Required Qualifications
- Education: B.S., M.S., or Ph.D. in Computer Science, Data Engineering, Machine Learning, Robotics, or a related field.
- Programming & ML Frameworks: Deep expertise in Python and extensive experience with PyTorch, specifically in handling custom dataloaders for multimodal datasets.
- Force & Time-Series Data Processing: Experience analyzing and processing complex time-series data from force-torque (F/T) sensors, load cells, or tactile arrays, ensuring pristine alignment with visual frames.
- Video Processing Expertise: Mastery of video processing pipelines and libraries (OpenCV, FFmpeg, Decord) and managing the I/O bottlenecks of terabyte-scale video datasets.
- Computer Vision / Pose Estimation: Hands-on experience with 3D hand tracking, human pose estimation (e.g., MediaPipe), and spatial geometry calculations.
- Embodied AI Familiarity: Strong understanding of modern imitation learning paradigms, VLA architectures, and frameworks focused on human-to-robot transfer (e.g., EgoScale, EgoMimic, or OpenVLA).

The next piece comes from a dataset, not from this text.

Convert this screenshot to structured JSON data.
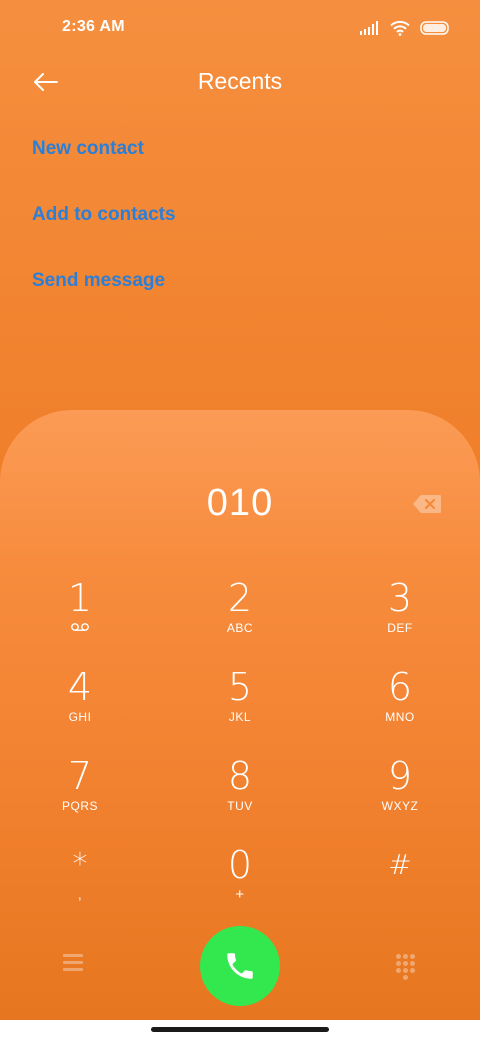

- Data Augmentation: Proven ability to implement programmatic and generative data augmentation techniques for computer vision and time-series data.
Bonus Skills
- Experience with NVIDIA's robotic software stack (Isaac, Cosmos, or components of the GR00T framework).
- Familiarity with distributed data processing systems (Ray, Apache Spark) for cluster computing.
- Background in generating or utilizing synthetic robotic data via simulation (Omniverse, MuJoCo).
- Experience integrating spatial awareness or tactile data representations (e.g., Fourier encoding) into visual pipelines.
Why join Persona AI?
- You'll shape technology that's redefining the possibilities of robotics and human interaction.
- Work alongside passionate teammates who value diversity, creativity, and continuous learning.
- Enjoy full access to advanced prototyping tools, labs, and the freedom to experiment and innovate.
- We offer competitive compensation, excellent benefits, flexible work environment, and equity opportunities.